Foundation files lawsuit over copyright claims
The Ray Charles Foundation is suing the late singer’s children for attempting to gain copyright control of some Ray Charles‘ songs.
Seven of the singer’s 12 children are being sued by the foundation for allegedly trying to improperly obtain the copyright on a dozen of his songs, reports The Wrap.
According to the lawsuit, in 2002, Charles gave each of his children $500,000 under the condition that they would not seek further inheritance claims on his musical estate.
The Ray Charles Foundation, which provides funding to youth programs and research into hearing impairment, is currently the sole beneficiary of Charles’ estate.
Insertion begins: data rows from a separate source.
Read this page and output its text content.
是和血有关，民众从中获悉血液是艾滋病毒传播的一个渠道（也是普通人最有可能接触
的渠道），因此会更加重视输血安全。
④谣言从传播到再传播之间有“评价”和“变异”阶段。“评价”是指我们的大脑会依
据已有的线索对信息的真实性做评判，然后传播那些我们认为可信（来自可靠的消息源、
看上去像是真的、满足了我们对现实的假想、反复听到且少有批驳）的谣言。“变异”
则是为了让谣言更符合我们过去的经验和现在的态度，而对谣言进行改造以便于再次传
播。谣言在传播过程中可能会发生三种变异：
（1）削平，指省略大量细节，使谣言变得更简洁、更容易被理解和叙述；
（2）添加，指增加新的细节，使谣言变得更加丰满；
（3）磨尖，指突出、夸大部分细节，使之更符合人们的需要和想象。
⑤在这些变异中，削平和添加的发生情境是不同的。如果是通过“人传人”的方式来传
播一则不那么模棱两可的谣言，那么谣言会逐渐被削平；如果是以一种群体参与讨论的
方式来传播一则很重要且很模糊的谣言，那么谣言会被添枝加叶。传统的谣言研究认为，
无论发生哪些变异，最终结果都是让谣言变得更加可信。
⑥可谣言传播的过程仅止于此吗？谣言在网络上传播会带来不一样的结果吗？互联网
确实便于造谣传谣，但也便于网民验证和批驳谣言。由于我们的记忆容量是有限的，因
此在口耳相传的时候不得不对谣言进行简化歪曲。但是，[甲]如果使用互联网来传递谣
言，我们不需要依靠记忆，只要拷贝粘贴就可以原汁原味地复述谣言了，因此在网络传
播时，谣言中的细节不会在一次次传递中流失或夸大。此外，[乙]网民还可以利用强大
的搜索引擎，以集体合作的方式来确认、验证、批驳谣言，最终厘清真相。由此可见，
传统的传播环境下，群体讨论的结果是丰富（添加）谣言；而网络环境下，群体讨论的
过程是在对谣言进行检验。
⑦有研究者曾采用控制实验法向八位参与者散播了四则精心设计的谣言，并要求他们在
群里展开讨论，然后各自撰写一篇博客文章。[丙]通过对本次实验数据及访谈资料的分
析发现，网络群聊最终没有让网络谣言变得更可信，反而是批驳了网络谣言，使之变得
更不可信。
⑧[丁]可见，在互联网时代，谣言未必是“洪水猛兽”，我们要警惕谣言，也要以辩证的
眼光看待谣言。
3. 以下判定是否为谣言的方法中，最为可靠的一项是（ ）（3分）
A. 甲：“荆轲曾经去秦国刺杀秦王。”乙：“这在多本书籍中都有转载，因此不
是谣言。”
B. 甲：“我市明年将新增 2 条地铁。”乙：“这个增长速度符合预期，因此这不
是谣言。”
According to the lawsuit, Ray Charles‘ children applied in March 2010 to regain the copyrights of the songs under the 1976 Copyright Act, which allows artists to regain royalties after a certain number of years if their value has increased.
The foundation claims that because Charles awarded each of his children $500,000, prior to his death in 2004, they have agreed to not seek any financial portion of their father’s estate. They also said the “termination of transfer” rule does not apply, as Charles had renegotiated his royalty rates with his publishers in 1980.
The plaintiffs are asking the court to prevent the termination of transfers, the first of which goes through today (April 1), and to prevent the seven defendants from entering any business dealings with Charles’ songs. They also ask for the $500,000 from each of his children, along with legal costs.